Sibel, muette depuis son enfance, âgée de 25 ans, vit avec son père et sa sœur dans un village isolé des montagnes de la mer noire en Turquie. Passant ses journées à travailler aux champs et à traquer un loup qui roderait dans les bois, elle croise un déserteur blessé.
Sibel est un drame de Çağla Zencirci et Guillaume Giovanetti sorti en 2019.
Le film décrit un épisode de la vie de Sibel, une jeune fille muette qui se fait comprendre par son entourage grâce à la "langue sifflée". Sibel a des relations difficiles avec Fatma, sa soeur cadette. Son père veuf, est épicier et maire du village. Sibel est une jeune fille solitaire qui est obsédée par un loup qu'elle croit à l'affût dans les bois environnants. A la recherche de l'animal, elle croise un déserteur blessé et lui porte secours. Cet homme suit un chemin différent, il est recherché par la police et l'armée qui le considèrent comme un terroriste.
Attention Spoilers
Radiographie de la société turque
Par le prisme des aléas du quotidien de son personnage principal, Sibel décrit assez finement, en creux, les valeurs et l'ordre qui règnent au fond des campagnes turques.
Sibel est muette. Travaillant dans les champs, elle est ostracisée par ses consoeurs qui voient dans son mutisme un châtiment divin. Craignant "le mauvais oeil", elles limitent leurs relations avec elle au strict minimum, l'occasion de constater, s'il était utile de le rappeler, les dégâts causés par l'absence d'éducation et le poids des superstitions. Même sa propre soeur ne l'apprécie pas, jalousant l'autonomie dont elle bénéficie du haut de ses 25 ans. Pourtant et en dépit de son handicap, Sibel a du coeur, elle aimerait consacrer son énergie à faire autre chose que de lutter contre l'adversité.

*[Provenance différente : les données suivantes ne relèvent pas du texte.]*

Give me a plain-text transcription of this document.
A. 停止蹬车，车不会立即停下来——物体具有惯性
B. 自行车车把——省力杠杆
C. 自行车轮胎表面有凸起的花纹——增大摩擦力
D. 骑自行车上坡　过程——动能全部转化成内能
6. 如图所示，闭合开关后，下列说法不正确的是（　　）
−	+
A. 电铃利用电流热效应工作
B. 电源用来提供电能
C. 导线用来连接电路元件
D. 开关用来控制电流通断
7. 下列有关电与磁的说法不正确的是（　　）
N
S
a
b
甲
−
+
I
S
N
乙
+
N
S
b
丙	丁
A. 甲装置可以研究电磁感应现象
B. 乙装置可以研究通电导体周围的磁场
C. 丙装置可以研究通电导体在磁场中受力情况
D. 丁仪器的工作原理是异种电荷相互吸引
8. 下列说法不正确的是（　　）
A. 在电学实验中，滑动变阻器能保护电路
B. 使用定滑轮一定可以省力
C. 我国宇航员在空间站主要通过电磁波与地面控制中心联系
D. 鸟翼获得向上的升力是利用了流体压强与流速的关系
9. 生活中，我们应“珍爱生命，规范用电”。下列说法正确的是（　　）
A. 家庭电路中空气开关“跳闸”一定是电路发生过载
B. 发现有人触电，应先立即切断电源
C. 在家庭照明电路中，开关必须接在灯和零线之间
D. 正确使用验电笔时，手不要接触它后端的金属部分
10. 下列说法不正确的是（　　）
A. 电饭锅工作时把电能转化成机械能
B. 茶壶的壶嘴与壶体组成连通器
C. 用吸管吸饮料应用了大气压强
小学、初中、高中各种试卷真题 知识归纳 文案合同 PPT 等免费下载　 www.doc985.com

Sibel va prendre soin du déserteur et même en tomber amoureuse. Surprise par Fatma, la nouvelle va se répandre dans le village comme "une trainée de poudre". Les femmes, pourtant premières victimes du "patriarcat scélérat" et du sens de l'honneur qui va avec, seront les premières à agir contre Sibel et sa famille. Sibel sera "passée à tabac" dans les champs par des femmes ouvrières agricoles. Sa soeur, fiancée, verra son projet de mariage réduit à néant suite aux rumeurs accusant Sibel de "terrorisme". Même son père lui reprochera d'avoir mis en péril l'honneur de la famille.

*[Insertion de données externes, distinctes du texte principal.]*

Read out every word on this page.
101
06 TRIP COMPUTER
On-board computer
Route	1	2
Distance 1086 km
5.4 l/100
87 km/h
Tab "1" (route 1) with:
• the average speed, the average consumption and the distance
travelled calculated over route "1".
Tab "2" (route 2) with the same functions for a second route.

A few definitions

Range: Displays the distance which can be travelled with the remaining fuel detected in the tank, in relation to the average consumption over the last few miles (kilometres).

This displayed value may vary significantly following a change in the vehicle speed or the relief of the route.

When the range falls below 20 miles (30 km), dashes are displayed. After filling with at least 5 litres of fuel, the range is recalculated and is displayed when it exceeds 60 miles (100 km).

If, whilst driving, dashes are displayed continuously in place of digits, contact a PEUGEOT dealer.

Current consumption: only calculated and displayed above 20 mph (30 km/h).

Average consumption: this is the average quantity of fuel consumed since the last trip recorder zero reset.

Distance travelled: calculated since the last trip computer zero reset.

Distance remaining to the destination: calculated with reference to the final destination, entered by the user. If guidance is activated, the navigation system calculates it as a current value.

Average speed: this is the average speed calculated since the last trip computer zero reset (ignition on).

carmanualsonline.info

Que de crimes n'a t- on pas commis en Turquie au "nom de l'honneur"....
Le "relativisme" des valeurs
Pour les autorités turques,héberger ou porter secours à un déserteur, c'est se rendre coupable de terrorisme.
D'ailleurs, celui ci finira par disparaitre, probablement éliminé par les militaires turcs. Comme l'amant de Narin, une vieille femme vivant à l'écart, qui a perdu la raison depuis l'enlèvement de son amant par les hommes du village et sa disparition, il y a bien longtemps...
A l'heure où la France s'interroge sur le retour sur le sol national des djihadistes français prisonniers des Kurdes, on constate qu'un déserteur, considéré dans la Turquie d'Erdogan comme un terroriste, peut être "neutralisé". Comme quoi, le relativisme des valeurs en fonction de la culture et de la géographie n'a rien d'imaginaire et que ce relativisme représente un fossé entre les civilisations.
Malgré une approche globalement assez noire et peu flatteuse pour la société turque des campagnes, le film se termine sur une note d'espoir. On y voit Sibel marchant fièrement tête nue, accompagnant sa jeune soeur à travers le village pour prendre le car scolaire, ignorant les quelques réflexions perfides et imbéciles lancées par quelques femmes voilées sur le pas de leurs portes, ces mêmes femmes voilées qui sont finalement, par leur attitude zélée, les premières artisanes de leur malheur.
Les chiens aboient, la caravane passe.
Souvent dur, Sibel est un film riche aux thématiques multiples sur la Turquie contemporaine.
C'est un bien plus beau manifeste pour les droits des femmes que n'importe quelle déclaration prononcée le 8 mars.
Son interprète principal, Damla Sonmez, est épatante!